Ô Vierge immaculée, des mères la plus tendre
En écoutant Jésus, tu ne t'attristes pas
Mais tu te réjouis qu'il nous fasse comprendre
Que notre âme devient sa famille ici-bas."

Un peu plus tard, sous la plume d'un autre carmélite, même charge contre la famille, mais cette fois-ci au bénéfice de Marie, intégrée, via Jean, dans la véritable famille de Jésus, c'est-à-dire ses disciples qui ne l'ont pas renié (en tout cas pas longtemps) et abandonnée par le "clan familial"qui renie prudemment tout lien avec le condamné, qui figure la pesanteur des pères, de la société immobile et de la bienséance religieuse, du qu'en dira-t-on, affligé d'avoir à supporter dans son arbre généalogique un si mauvais sujet, mort comme un brigand ; et par là-même, par son "adoption" johannique, nous voilà adoptés à notre tour ou elle adoptée, comme l'on veut :


Vous êtes libre, ô Marie : votre famille, c'est bien celle qu'avait proclamée Jésus devant vous et devant le clan familial : "Ma famille, la voici : ce sont mes disciples, ceux qui croient à ma parole." C'est votre unique famille maintenant. L'unique famille de Marie, ce sont ceux qui croient à la parole de Jésus, elle est leur Mère. Vous êtes notre Mère, ô Marie.
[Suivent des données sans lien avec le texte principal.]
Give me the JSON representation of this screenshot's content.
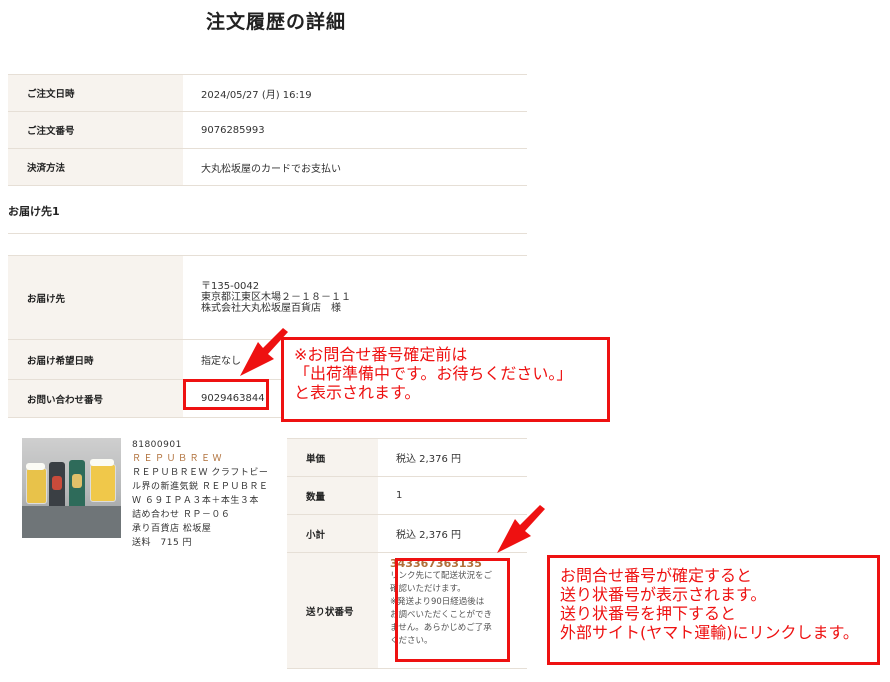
{
  "page": {
    "title": "注文履歴の詳細"
  },
  "order": [
    {
      "label": "ご注文日時",
      "value": "2024/05/27 (月) 16:19"
    },
    {
      "label": "ご注文番号",
      "value": "9076285993"
    },
    {
      "label": "決済方法",
      "value": "大丸松坂屋のカードでお支払い"
    }
  ],
  "shipping": {
    "section_title": "お届け先1",
    "address_label": "お届け先",
    "address_lines": [
      "〒135-0042",
      "東京都江東区木場２－１８－１１",
      "株式会社大丸松坂屋百貨店　様"
    ],
    "date_label": "お届け希望日時",
    "date_value": "指定なし",
    "inquiry_label": "お問い合わせ番号",
    "inquiry_value": "9029463844"
  },
  "product": {
    "code": "81800901",
    "brand": "ＲＥＰＵＢＲＥＷ",
    "desc_lines": [
      "ＲＥＰＵＢＲＥＷ クラフトビー",
      "ル界の新進気鋭 ＲＥＰＵＢＲＥ",
      "Ｗ ６９ＩＰＡ３本＋本生３本",
      "詰め合わせ ＲＰ－０６"
    ],
    "store": "承り百貨店 松坂屋",
    "shipping_fee": "送料　715 円"
  },
  "price": {
    "unit_label": "単価",
    "unit_value": "税込 2,376 円",
    "qty_label": "数量",
    "qty_value": "1",
    "subtotal_label": "小計",
    "subtotal_value": "税込 2,376 円",
    "tracking_label": "送り状番号",
    "tracking_number": "343367363135",
    "tracking_notes": [
      "リンク先にて配送状況をご",
      "確認いただけます。",
      "※発送より90日経過後は",
      "お調べいただくことができ",
      "ません。あらかじめご了承",
      "ください。"
    ]
  },
  "annotations": {
    "callout1": [
      "※お問合せ番号確定前は",
      "「出荷準備中です。お待ちください。」",
      "と表示されます。"
    ],
    "callout2": [
      "お問合せ番号が確定すると",
      "送り状番号が表示されます。",
      "送り状番号を押下すると",
      "外部サイト(ヤマト運輸)にリンクします。"
    ]
  },
  "colors": {
    "accent_red": "#ee1111",
    "brand_brown": "#b0703a",
    "label_bg": "#f7f3ee"
  }
}
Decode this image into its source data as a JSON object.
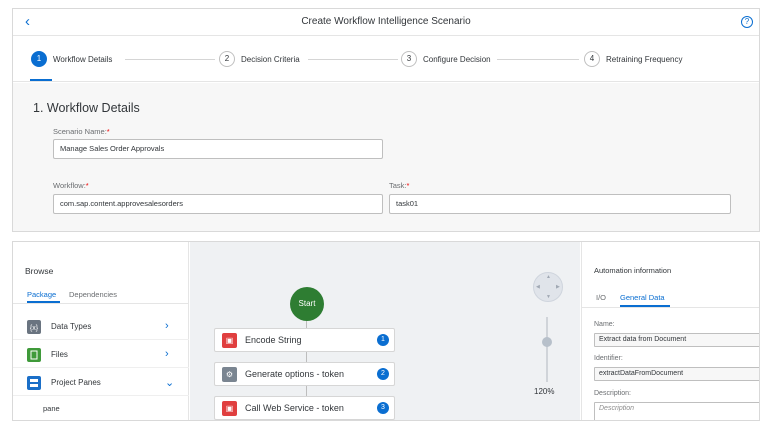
{
  "dialog": {
    "title": "Create Workflow Intelligence Scenario",
    "back_glyph": "‹",
    "help_glyph": "?"
  },
  "steps": [
    {
      "number": "1",
      "label": "Workflow Details"
    },
    {
      "number": "2",
      "label": "Decision Criteria"
    },
    {
      "number": "3",
      "label": "Configure Decision"
    },
    {
      "number": "4",
      "label": "Retraining Frequency"
    }
  ],
  "form": {
    "section_title": "1. Workflow Details",
    "scenario_name_label": "Scenario Name:",
    "scenario_name_value": "Manage Sales Order Approvals",
    "workflow_label": "Workflow:",
    "workflow_value": "com.sap.content.approvesalesorders",
    "task_label": "Task:",
    "task_value": "task01",
    "required_mark": "*"
  },
  "browse": {
    "title": "Browse",
    "tabs": {
      "package": "Package",
      "dependencies": "Dependencies"
    },
    "items": [
      {
        "label": "Data Types",
        "icon": "data-types-icon",
        "chevron": "›"
      },
      {
        "label": "Files",
        "icon": "files-icon",
        "chevron": "›"
      },
      {
        "label": "Project Panes",
        "icon": "project-panes-icon",
        "chevron": "⌄"
      }
    ],
    "sub_item": "pane"
  },
  "canvas": {
    "start_label": "Start",
    "zoom": "120%",
    "nodes": [
      {
        "label": "Encode String",
        "badge": "1",
        "icon_color": "#e03f3f"
      },
      {
        "label": "Generate options - token",
        "badge": "2",
        "icon_color": "#7a8591"
      },
      {
        "label": "Call Web Service - token",
        "badge": "3",
        "icon_color": "#e03f3f"
      }
    ]
  },
  "automation": {
    "title": "Automation information",
    "tabs": {
      "io": "I/O",
      "general": "General Data"
    },
    "name_label": "Name:",
    "name_value": "Extract data from Document",
    "identifier_label": "Identifier:",
    "identifier_value": "extractDataFromDocument",
    "description_label": "Description:",
    "description_placeholder": "Description"
  },
  "colors": {
    "accent": "#0a6ed1",
    "start_green": "#2e7d32",
    "required": "#ee0000"
  }
}
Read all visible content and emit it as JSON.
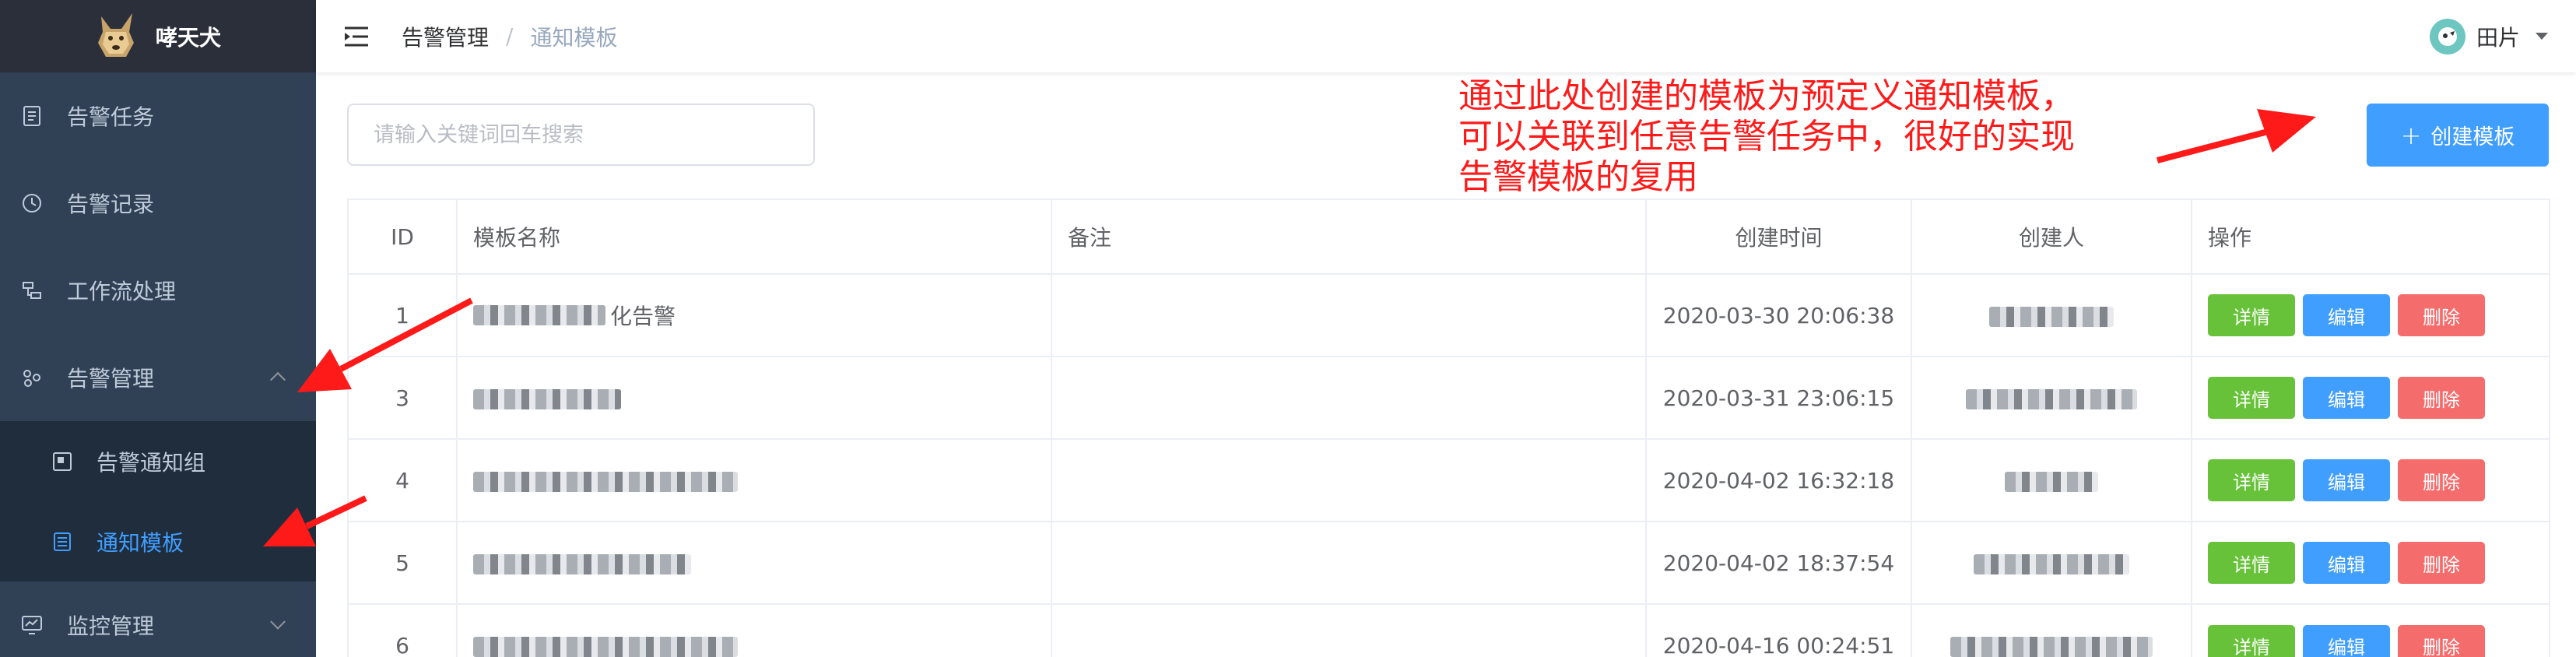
{
  "app": {
    "title": "哮天犬"
  },
  "sidebar": {
    "items": [
      {
        "label": "告警任务",
        "icon": "task-icon"
      },
      {
        "label": "告警记录",
        "icon": "clock-icon"
      },
      {
        "label": "工作流处理",
        "icon": "workflow-icon"
      },
      {
        "label": "告警管理",
        "icon": "alarm-manage-icon",
        "expanded": true,
        "children": [
          {
            "label": "告警通知组",
            "icon": "notify-group-icon"
          },
          {
            "label": "通知模板",
            "icon": "template-icon",
            "active": true
          }
        ]
      },
      {
        "label": "监控管理",
        "icon": "monitor-icon",
        "expanded": false
      }
    ]
  },
  "header": {
    "breadcrumb": [
      "告警管理",
      "通知模板"
    ],
    "breadcrumb_separator": "/",
    "user_name": "田片"
  },
  "toolbar": {
    "search_placeholder": "请输入关键词回车搜索",
    "create_label": "创建模板"
  },
  "annotation": {
    "text_lines": [
      "通过此处创建的模板为预定义通知模板，",
      "可以关联到任意告警任务中，很好的实现",
      "告警模板的复用"
    ],
    "color": "#ff1a1a"
  },
  "table": {
    "columns": [
      "ID",
      "模板名称",
      "备注",
      "创建时间",
      "创建人",
      "操作"
    ],
    "rows": [
      {
        "id": "1",
        "name_visible": "化告警",
        "remark": "",
        "created_at": "2020-03-30 20:06:38",
        "creator_visible": ""
      },
      {
        "id": "3",
        "name_visible": "",
        "remark": "",
        "created_at": "2020-03-31 23:06:15",
        "creator_visible": ""
      },
      {
        "id": "4",
        "name_visible": "",
        "remark": "",
        "created_at": "2020-04-02 16:32:18",
        "creator_visible": ""
      },
      {
        "id": "5",
        "name_visible": "",
        "remark": "",
        "created_at": "2020-04-02 18:37:54",
        "creator_visible": ""
      },
      {
        "id": "6",
        "name_visible": "",
        "remark": "",
        "created_at": "2020-04-16 00:24:51",
        "creator_visible": ""
      }
    ],
    "actions": {
      "detail": "详情",
      "edit": "编辑",
      "delete": "删除"
    }
  },
  "colors": {
    "sidebar_bg": "#304156",
    "logo_bg": "#2b2f3a",
    "submenu_bg": "#1f2d3d",
    "primary": "#409eff",
    "success": "#67c23a",
    "danger": "#f56c6c"
  }
}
Jean, respectueusement, affectueusement, finalement, vous entraîne. Il y a là aussi sa mère, avec votre soeur et Marie-Madeleine. Celle-ci est enchaînée à Jésus par son amour, elle est enchaînée à vous.
Marie-Eugène de l'Enfant-Jésus (1894-1967)

Cette figure de l'amour amoureux, souvent peinte comme l'amour féminin envers le Christ, est bien évidemment privilégié avec Marie-Madeleine, même de la part d'un moine, tel Gabriel de Sainte-Marie-Madeleine (et ce nom bien sûr, est choisi) demandant l'union au "très doux époux de mon âme", et s'offrant lui-même comme "une petite épouse fidèle". Et les paroles d'amour les plus brûlantes, s'élancent souvent d'une âme considérée comme "souillée", de "bassesse", une âme pécheresse et indigne ; là-dessus, on sent bien l'influence de Thérèse d'Avila (qui aime toujours se vanter un peu ; par exemple, si les Luthériens saccagent les églises, peut-être est-ce en raison de ses péchés ? s'interroge-t-elle), à la fois dans les ravissements extatiques et l'horreur de soi :

Ô amour, dès le premier instant du réveil, vous me guettez pour fondre sur moi comme sur une proie, vous me torturez, ô ineffable torture ! je sens vos flammes pénétrer toutes les parties de mon être pour faire de tout moi-même votre brasier ; vous me faites vivre et mourir tout à la fois. Ô amour, ô sublime mystère, vous me ravissez et du fond de ma bassesse, je vous bénis, je vous exalte, je chante votre infinie douceur. Oui, mon Dieu, je veux chanter dans ma petitesse cette infinie douceur de votre amour, de cet amour qui fait descendre en moi les flots de votre pureté divine ; dans ces flots infiniment purs, vous me submergez, vous me lavez de toutes mes souillures, vous m'enivrez de vos divines voluptés ; ô ineffable martyre qui me rend toute pure.
Denyse de Jésus (1893-1929)

Mais parfois c'est l'influence de saint Jean de la Croix qui se fait sentir, lequel n'insiste pas tant sur la bassesse de l'âme et sa culpabilité que sur l'impossibilité, dans son imperfection, de s'élever si Dieu ne l'y aide pas un peu :

Qui pourra se délivrer des matières basses et limitées où il est, si vous ne l'élevez jusqu'à vous dans la pureté de votre amour, ô mon Dieu ?"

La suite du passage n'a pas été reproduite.